Diverse le estorsioni documentate verso imprenditori locali, tra i quali un imprenditore di Castellammare, con interessi nel settore della distribuzione alimentare e del mercato immobiliare, e due imprenditori alcamesi attivi nel settore dell’edilizia, del movimento terra e della commercializzazione di auto. Le vittime venivano minacciate di ritorsione qualora non avessero versato, nelle mani di un uomo di fiducia del capo famiglia alcamese, 50 mila euro. Un altro episodio estorsivo ha riguardato il titolare di un maneggio di Alcamo, costretto ad abbandonare l’azienda in seguito a contrasti con un soggetto vicino al clan. E ancora, un buttafuori trapanese, sotto minaccia, era stato costretto ad abbandonare il lavoro in un locale per favorire il figlio di un pregiudicato del posto.

L’inchiesta ha quindi documentato l’esistenza di un connubio affaristico-mafioso in grado di condizionare, anche dietro corrispettivo in denaro, il consenso elettorale. Il clan, infatti, avrebbe indirizzato il voto locale proprio in favore di un candidato alcamese, coordinatore provinciale del movimento politico Via, cristallizzando chiari indizi di colpevolezza nei confronti dell’ex senatore Papania, ispiratore del movimento e promotore di una richiesta di voti alla famiglia mafiosa, dietro un compenso in denaro pari a circa 3 mila euro, in occasione delle elezioni regionali siciliane del settembre 2022.

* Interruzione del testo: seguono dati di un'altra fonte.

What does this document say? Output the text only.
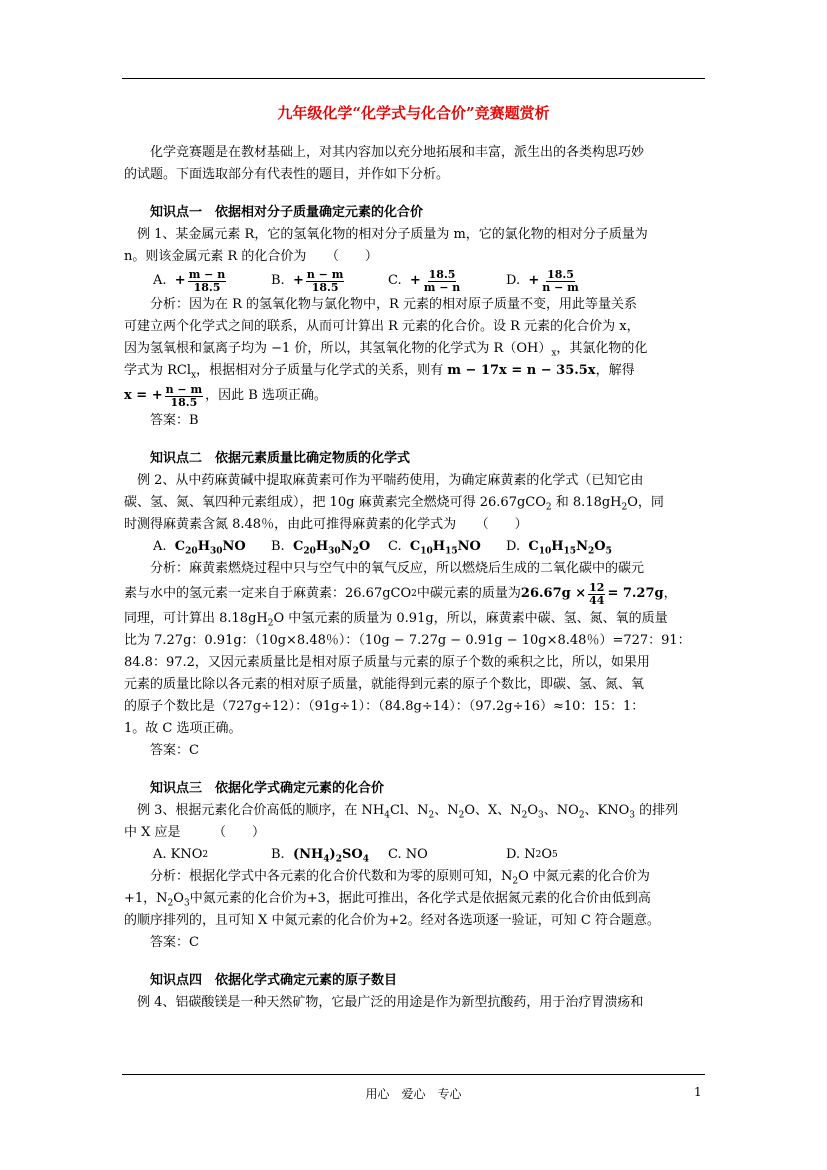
九年级化学“化学式与化合价”竞赛题赏析

化学竞赛题是在教材基础上，对其内容加以充分地拓展和丰富，派生出的各类构思巧妙

的试题。下面选取部分有代表性的题目，并作如下分析。

知识点一　依据相对分子质量确定元素的化合价

例 1、某金属元素 R，它的氢氧化物的相对分子质量为 m，它的氯化物的相对分子质量为

n。则该金属元素 R 的化合价为　　（　　）

A.
+ $\frac{m - n}{18.5}$	B.
+ $\frac{n - m}{18.5}$	C.
+ $\frac{18.5}{m - n}$	D.
+ $\frac{18.5}{n - m}$

分析：因为在 R 的氢氧化物与氯化物中，R 元素的相对原子质量不变，用此等量关系

可建立两个化学式之间的联系，从而可计算出 R 元素的化合价。设 R 元素的化合价为 x，

因为氢氧根和氯离子均为 −1 价，所以，其氢氧化物的化学式为 $R(OH)_x$，其氯化物的化

学式为 RCl$_x$，根据相对分子质量与化学式的关系，则有 m − 17x = n − 35.5x，解得

x = + $\frac{n - m}{18.5}$ ，因此 B 选项正确。

答案：B

知识点二　依据元素质量比确定物质的化学式

例 2、从中药麻黄碱中提取麻黄素可作为平喘药使用，为确定麻黄素的化学式（已知它由

碳、氢、氮、氧四种元素组成），把 10g 麻黄素完全燃烧可得 26.67gCO$_2$ 和 $8.18gH_2O$，同

时测得麻黄素含氮 8.48％，由此可推得麻黄素的化学式为　　（　　）

A.
$C_{20}H_{30}NO$ B.
$C_{20}H_{30}N_2O$ C.
$C_{10}H_{15}NO$ D.
$C_{10}H_{15}N_2O_5$

分析：麻黄素燃烧过程中只与空气中的氧气反应，所以燃烧后生成的二氧化碳中的碳元

素与水中的氢元素一定来自于麻黄素：26.67gCO 2 中碳元素的质量为 $26.67g \times \frac{12}{44} = 7.27g$ ，

同理，可计算出 $8.18gH_2O$ 中氢元素的质量为 0.91g，所以，麻黄素中碳、氢、氮、氧的质量

比为 7.27g：0.91g：（10g×8.48％）：（10g − 7.27g − 0.91g − 10g×8.48％）=727：91：

84.8：97.2，又因元素质量比是相对原子质量与元素的原子个数的乘积之比，所以，如果用

元素的质量比除以各元素的相对原子质量，就能得到元素的原子个数比，即碳、氢、氮、氧

的原子个数比是（727g÷12）：（91g÷1）：（84.8g÷14）：（97.2g÷16）≈10：15：1：

1。故 C 选项正确。

答案：C

知识点三　依据化学式确定元素的化合价

例 3、根据元素化合价高低的顺序，在 $NH_4Cl$、$N_2$、$N_2O$、X、$N_2O_3$、$NO_2$、$KNO_3$ 的排列

中 X 应是　　　（　　）

A. KNO 2	B.
$(NH_4)_2SO_4$ C. NO	D. N 2 O 5

分析：根据化学式中各元素的化合价代数和为零的原则可知，$N_2O$ 中氮元素的化合价为

+1，$N_2O_3$中氮元素的化合价为+3，据此可推出，各化学式是依据氮元素的化合价由低到高

的顺序排列的，且可知 X 中氮元素的化合价为+2。经对各选项逐一验证，可知 C 符合题意。

答案：C

知识点四　依据化学式确定元素的原子数目

例 4、铝碳酸镁是一种天然矿物，它最广泛的用途是作为新型抗酸药，用于治疗胃溃疡和

用心　爱心　专心	1
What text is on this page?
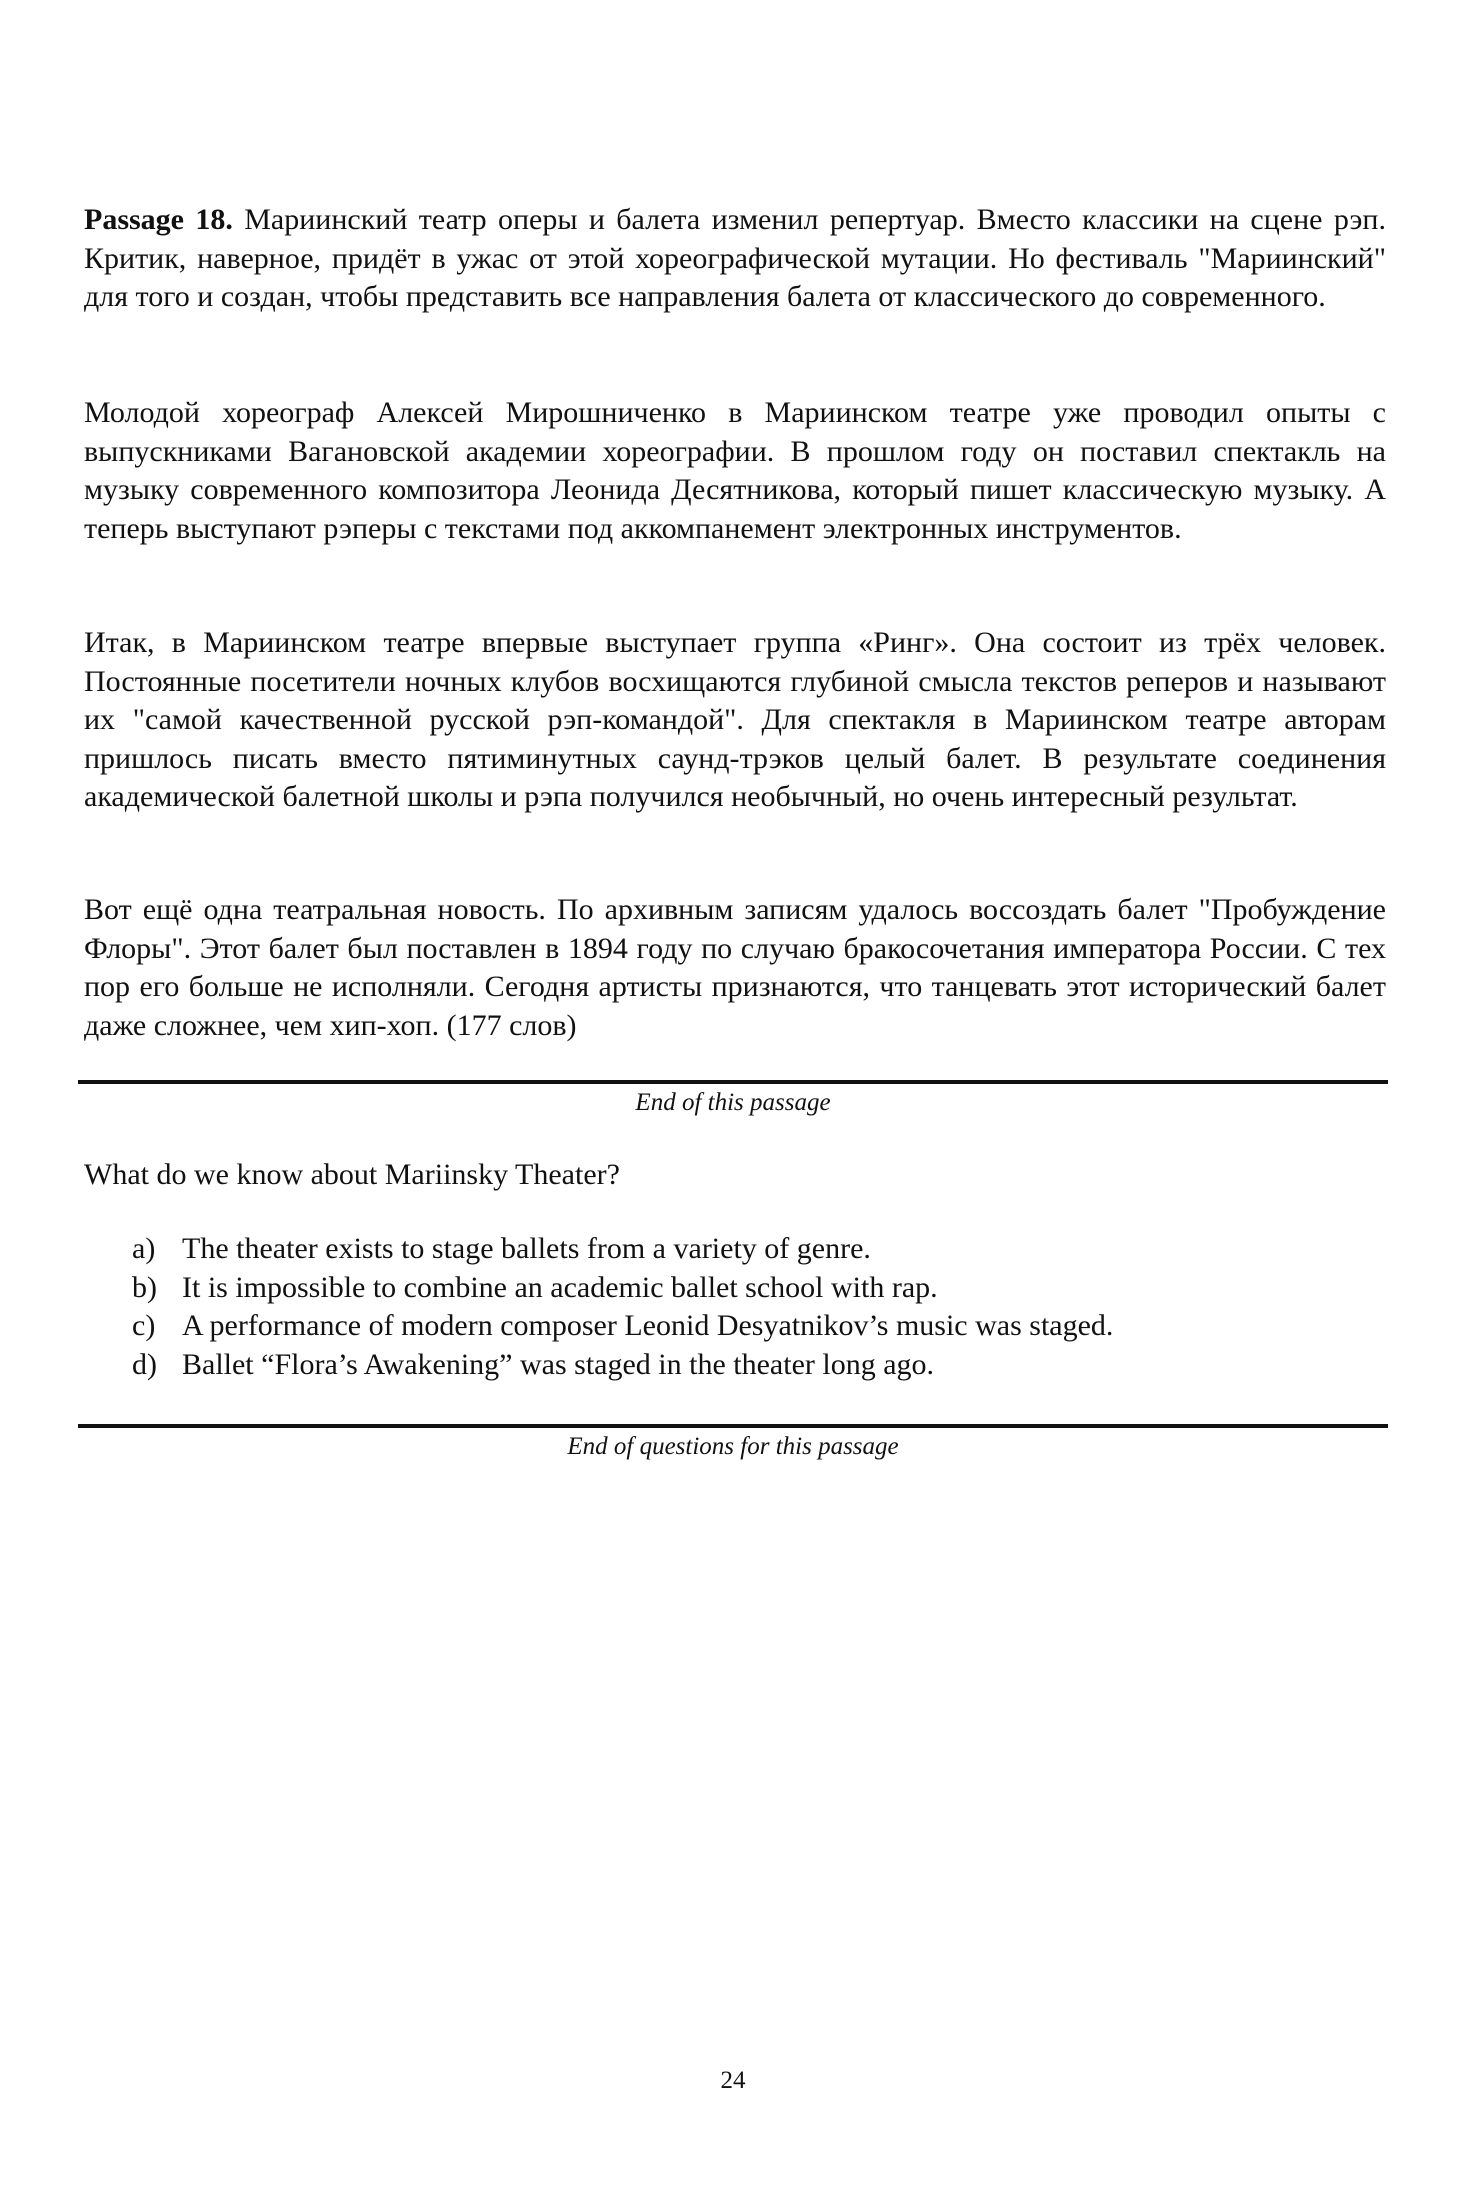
Passage 18. Мариинский театр оперы и балета изменил репертуар. Вместо классики на сцене рэп. Критик, наверное, придёт в ужас от этой хореографической мутации. Но фестиваль "Мариинский" для того и создан, чтобы представить все направления балета от классического до современного.

Молодой хореограф Алексей Мирошниченко в Мариинском театре уже проводил опыты с выпускниками Вагановской академии хореографии. В прошлом году он поставил спектакль на музыку современного композитора Леонида Десятникова, который пишет классическую музыку. А теперь выступают рэперы с текстами под аккомпанемент электронных инструментов.

Итак, в Мариинском театре впервые выступает группа «Ринг». Она состоит из трёх человек. Постоянные посетители ночных клубов восхищаются глубиной смысла текстов реперов и называют их "самой качественной русской рэп-командой". Для спектакля в Мариинском театре авторам пришлось писать вместо пятиминутных саунд-трэков целый балет. В результате соединения академической балетной школы и рэпа получился необычный, но очень интересный результат.

Вот ещё одна театральная новость. По архивным записям удалось воссоздать балет "Пробуждение Флоры". Этот балет был поставлен в 1894 году по случаю бракосочетания императора России. С тех пор его больше не исполняли. Сегодня артисты признаются, что танцевать этот исторический балет даже сложнее, чем хип-хоп. (177 слов)

End of this passage

What do we know about Mariinsky Theater?

a) The theater exists to stage ballets from a variety of genre.
b) It is impossible to combine an academic ballet school with rap.
c) A performance of modern composer Leonid Desyatnikov’s music was staged.
d) Ballet “Flora’s Awakening” was staged in the theater long ago.
End of questions for this passage
24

Da ultimo, l’inchiesta ha documentato l’attività di spaccio condotta dal clan anche grazie all’apporto di fornitori albanesi, e la detenzione di armi, nascoste dagli indagati e nella disponibilità del clan. Nel corso delle indagini uno degli appartenenti al clan è stato arrestato per detenzione ai fini di spaccio di oltre 9 chili di marijuana. In quella occasione sono stati inoltre trovati 2 fucili a canne mozzate calibro 12, con relativo munizionamento, entrambi risultati rubati.